Bibliographic Source(s)
Finnish Medical Society Duodecim. Deep vein thrombosis. In: 30753 [Internet]. Helsinki, Finland: Wiley Interscience. John Wiley & Sons; 2011 Nov 21 [Various].
Guideline Status

This is the current release of the guideline.

This guideline updates a previous version: Finnish Medical Society Duodecim. Deep vein thrombosis. In: EBM Guidelines. Evidence-Based Medicine [Internet]. Helsinki, Finland: Wiley Interscience. John Wiley & Sons; 2010 Aug 3 [Various].

FDA Warning/Regulatory Alert

Note from the National Guideline Clearinghouse: This guideline references a drug(s) for which important revised regulatory and/or warning information has been released.

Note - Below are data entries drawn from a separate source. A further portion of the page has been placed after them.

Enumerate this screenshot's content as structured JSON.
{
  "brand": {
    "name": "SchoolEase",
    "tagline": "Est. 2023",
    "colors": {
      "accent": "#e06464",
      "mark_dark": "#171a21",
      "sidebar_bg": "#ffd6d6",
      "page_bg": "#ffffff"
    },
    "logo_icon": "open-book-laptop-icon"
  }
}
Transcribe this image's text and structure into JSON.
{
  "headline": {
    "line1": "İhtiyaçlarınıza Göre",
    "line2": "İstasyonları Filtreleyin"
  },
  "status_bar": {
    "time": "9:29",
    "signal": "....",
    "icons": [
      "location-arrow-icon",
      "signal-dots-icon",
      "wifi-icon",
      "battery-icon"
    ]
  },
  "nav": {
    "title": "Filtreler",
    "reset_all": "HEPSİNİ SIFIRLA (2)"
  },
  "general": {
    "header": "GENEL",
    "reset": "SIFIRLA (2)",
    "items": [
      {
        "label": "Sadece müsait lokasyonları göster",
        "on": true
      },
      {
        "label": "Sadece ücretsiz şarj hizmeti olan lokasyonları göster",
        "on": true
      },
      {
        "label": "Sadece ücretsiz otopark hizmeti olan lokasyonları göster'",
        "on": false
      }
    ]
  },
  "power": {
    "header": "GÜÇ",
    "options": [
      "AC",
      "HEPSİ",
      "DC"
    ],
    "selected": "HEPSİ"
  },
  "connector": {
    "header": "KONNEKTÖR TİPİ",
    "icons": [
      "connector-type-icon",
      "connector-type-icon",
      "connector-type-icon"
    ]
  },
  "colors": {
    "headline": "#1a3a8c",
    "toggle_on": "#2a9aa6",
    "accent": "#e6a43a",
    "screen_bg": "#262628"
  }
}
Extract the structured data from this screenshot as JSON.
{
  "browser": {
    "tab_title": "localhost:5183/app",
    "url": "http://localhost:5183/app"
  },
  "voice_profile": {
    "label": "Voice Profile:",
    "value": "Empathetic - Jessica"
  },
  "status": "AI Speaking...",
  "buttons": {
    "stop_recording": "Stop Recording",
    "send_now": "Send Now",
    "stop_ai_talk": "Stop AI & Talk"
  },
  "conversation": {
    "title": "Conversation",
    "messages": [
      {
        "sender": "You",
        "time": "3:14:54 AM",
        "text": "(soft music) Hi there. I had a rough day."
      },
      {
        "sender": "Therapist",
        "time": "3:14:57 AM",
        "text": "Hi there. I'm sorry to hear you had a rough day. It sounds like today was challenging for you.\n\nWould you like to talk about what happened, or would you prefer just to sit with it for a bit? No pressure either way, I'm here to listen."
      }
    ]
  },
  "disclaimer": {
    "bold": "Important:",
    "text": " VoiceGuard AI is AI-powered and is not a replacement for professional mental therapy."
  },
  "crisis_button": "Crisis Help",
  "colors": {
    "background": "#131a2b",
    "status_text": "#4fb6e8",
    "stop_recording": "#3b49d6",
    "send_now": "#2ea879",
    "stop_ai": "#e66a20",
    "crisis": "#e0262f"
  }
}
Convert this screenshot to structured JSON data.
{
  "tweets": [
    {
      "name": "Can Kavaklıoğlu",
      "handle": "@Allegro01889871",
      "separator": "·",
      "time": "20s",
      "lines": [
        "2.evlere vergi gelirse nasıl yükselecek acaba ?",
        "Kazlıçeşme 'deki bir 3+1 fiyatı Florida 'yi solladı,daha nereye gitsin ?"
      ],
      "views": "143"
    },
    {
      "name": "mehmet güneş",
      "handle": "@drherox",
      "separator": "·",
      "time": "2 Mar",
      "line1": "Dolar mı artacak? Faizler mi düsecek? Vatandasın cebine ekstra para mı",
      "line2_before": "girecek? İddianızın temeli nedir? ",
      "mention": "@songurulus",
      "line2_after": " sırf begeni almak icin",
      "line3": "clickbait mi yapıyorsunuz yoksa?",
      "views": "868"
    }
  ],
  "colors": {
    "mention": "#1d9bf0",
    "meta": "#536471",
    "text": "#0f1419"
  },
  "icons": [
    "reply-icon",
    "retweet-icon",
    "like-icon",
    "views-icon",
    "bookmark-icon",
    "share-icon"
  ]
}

  • November 6, 2013 – Low Molecular Weight Heparins External Web Site Policy: The U.S. Food and Drug Administration (FDA) is recommending that health care professionals carefully consider the timing of spinal catheter placement and removal in patients taking anticoagulant drugs, such as enoxaparin, and delay dosing of anticoagulant medications for some time interval after catheter removal to decrease the risk of spinal column bleeding and subsequent paralysis after spinal injections, including epidural procedures and lumbar punctures. These new timing recommendations, which can decrease the risk of epidural or spinal hematoma, will be added to the labels of anticoagulant drugs known as low molecular weight heparins, including Lovenox and generic enoxaparin products and similar products.

Scope

Disease/Condition(s)

Deep venous thrombosis

Guideline Category
Diagnosis
Evaluation
Management
Prevention
Risk Assessment
Treatment
Clinical Specialty
Family Practice
Internal Medicine
Intended Users
Health Care Providers
Physicians
Guideline Objective(s)

Evidence-Based Medicine Guidelines collect, summarize, and update the core clinical knowledge essential in general practice. The guidelines also describe the scientific evidence underlying the given recommendations.

Target Population

Patients with deep vein thrombosis and those at risk for thromboembolism

Interventions and Practices Considered

Evaluation/Risk Assessment/Diagnosis

  1. Risk factor assessment
  2. Clinical assessment of signs and symptoms (e.g., pain, oedema, Homan's sign, dilation of superficial veins)
  3. Differential diagnosis
  4. Scoring pretest probability of deep venous thrombosis (DVT)
  5. D-dimer testing
  6. Ultrasonography
  7. Venography, if indicated
  8. Other laboratory tests (e.g., thrombophilia screening)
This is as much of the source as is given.